The results of the above program execution are as follows:

Query Result: user_token_99997
Query Result: user_token_9999
Query Result: user_token_99996
Query Result: user_token_99998
Query Result: user_token_99992
Query Result: user_token_99994
Query Result: user_token_99993
Query Result: user_token_99995
Query Result: user_token_99990
Query Result: user_token_99991
Query Result: user_token_99999

Scan command details #

Scan is a series of commands, including Scan itself and the following 3 commands:

  1. HScan: iterates over a hash’s dictionary cursor
  2. SScan: iterates over a set’s cursor
  3. ZScan: iterates over a sorted set’s cursor

Let’s take a look at how to use these commands.

HScan usage #

127.0.0.1:6379> hscan myhash 0 match k2* count 10
1) "0"
2) 1) "k2"
   2) "v2"

Syntax:

hscan key cursor [MATCH pattern] [COUNT count]

SScan usage #

127.0.0.1:6379> sscan myset 0 match v2* count 20
1) "0"
2) 1) "v2"

Syntax:

sscan key cursor [MATCH pattern] [COUNT count]

ZScan usage #

127.0.0.1:6379> zscan zset 0 match red* count 20
1) "0"
2) 1) "redis"
   2) "10"

Syntax:

zscan key cursor [MATCH pattern] [COUNT count]

Scan explanation #

Official description of the Scan command:

Scan guarantees #

The SCAN command, and the other commands in the SCAN family, are able to provide to the user a set of guarantees associated to full iterations.

  • A full iteration always retrieves all the elements that were present in the collection from the start to the end of a full iteration. This means that if a given element is inside the collection when an iteration is started, and is still there when an iteration terminates, then at some point SCANreturned it to the user.
  • A full iteration never returns any element that was NOT present in the collection from the start to the end of a full iteration. So if an element was removed before the start of an iteration, and is never added back to the collection for all the time an iteration lasts, SCAN ensures that this element will never be returned.

However because SCAN has very little state associated (just the cursor) it has the following drawbacks:

  • A given element may be returned multiple times. It is up to the application to handle the case of duplicated elements, for example only using the returned elements in order to perform operations that are safe when re-applied multiple times.
  • Elements that were not constantly present in the collection during a full iteration, may be returned or not: it is undefined.

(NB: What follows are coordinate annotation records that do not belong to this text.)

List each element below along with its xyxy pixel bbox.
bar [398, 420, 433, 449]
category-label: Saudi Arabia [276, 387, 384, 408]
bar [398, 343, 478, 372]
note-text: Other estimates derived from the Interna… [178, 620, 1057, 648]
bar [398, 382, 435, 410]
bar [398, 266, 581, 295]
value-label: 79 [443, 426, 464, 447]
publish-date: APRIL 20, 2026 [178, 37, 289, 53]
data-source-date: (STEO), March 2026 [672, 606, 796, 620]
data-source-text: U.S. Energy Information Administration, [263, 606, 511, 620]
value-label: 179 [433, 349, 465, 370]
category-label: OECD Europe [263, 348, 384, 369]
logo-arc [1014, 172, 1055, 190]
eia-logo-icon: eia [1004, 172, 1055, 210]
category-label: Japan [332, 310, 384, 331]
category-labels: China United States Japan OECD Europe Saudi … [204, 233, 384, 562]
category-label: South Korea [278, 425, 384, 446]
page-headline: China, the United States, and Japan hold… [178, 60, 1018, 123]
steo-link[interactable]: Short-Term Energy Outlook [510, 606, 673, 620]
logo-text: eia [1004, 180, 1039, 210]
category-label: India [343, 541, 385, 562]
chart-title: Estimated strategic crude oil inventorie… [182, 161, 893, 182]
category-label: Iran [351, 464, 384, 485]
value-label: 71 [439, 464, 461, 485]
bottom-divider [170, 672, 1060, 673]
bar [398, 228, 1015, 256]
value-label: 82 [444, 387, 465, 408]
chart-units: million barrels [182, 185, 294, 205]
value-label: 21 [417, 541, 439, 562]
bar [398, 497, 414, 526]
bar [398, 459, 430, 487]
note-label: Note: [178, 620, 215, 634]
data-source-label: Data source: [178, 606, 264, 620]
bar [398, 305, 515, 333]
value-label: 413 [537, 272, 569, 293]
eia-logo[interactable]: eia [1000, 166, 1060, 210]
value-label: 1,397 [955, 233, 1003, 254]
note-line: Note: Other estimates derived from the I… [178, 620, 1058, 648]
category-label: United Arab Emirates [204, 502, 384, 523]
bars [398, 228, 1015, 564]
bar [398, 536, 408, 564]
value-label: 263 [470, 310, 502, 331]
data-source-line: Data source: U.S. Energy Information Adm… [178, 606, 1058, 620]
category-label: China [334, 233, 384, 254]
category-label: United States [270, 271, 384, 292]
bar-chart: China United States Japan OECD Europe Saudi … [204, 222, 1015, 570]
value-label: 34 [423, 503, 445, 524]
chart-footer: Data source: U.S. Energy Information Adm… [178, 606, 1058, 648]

Official documentation link:

https://redis.io/commands/scan

The meaning of the translation is: Scan and its related commands guarantee the following query rules.

  • It can return all elements that appear in the collection from the start to the end of the query if these elements are not deleted and match the query condition.
  • It guarantees that elements that were deleted before the start of the query will not be returned.

However, Scan commands have the following drawbacks:

  • A given element may be returned multiple times, so the client needs to deduplicate the results.
  • Elements that were not constantly present in the collection during a full iteration may or may not be returned. This behavior is undefined.

Summary #

From this article, we can understand the following four commands related to Scan:

  1. Scan: used to retrieve all data in the current database.
  2. HScan: used to retrieve data from a hash type.
  3. SScan: used to retrieve data from a set type.
  4. ZScan: used to retrieve data from a sorted set.

Scan has the following characteristics:

  1. Scan can match keys.
  2. Scan queries using a cursor, which does not cause Redis to hang.
  3. Scan provides the count parameter to specify the number of iterations.
  4. Scan returns the cursor to the client, allowing the client to continue iterating.
  5. Scan may return duplicate data, so the client needs to deduplicate.
  6. If a single query returns an empty value and the cursor is not 0, it means the iteration has not finished.
  7. Scan guarantees that elements deleted before the start of the query will not be queried.
  8. Scan does not guarantee that elements modified during the iteration can be queried.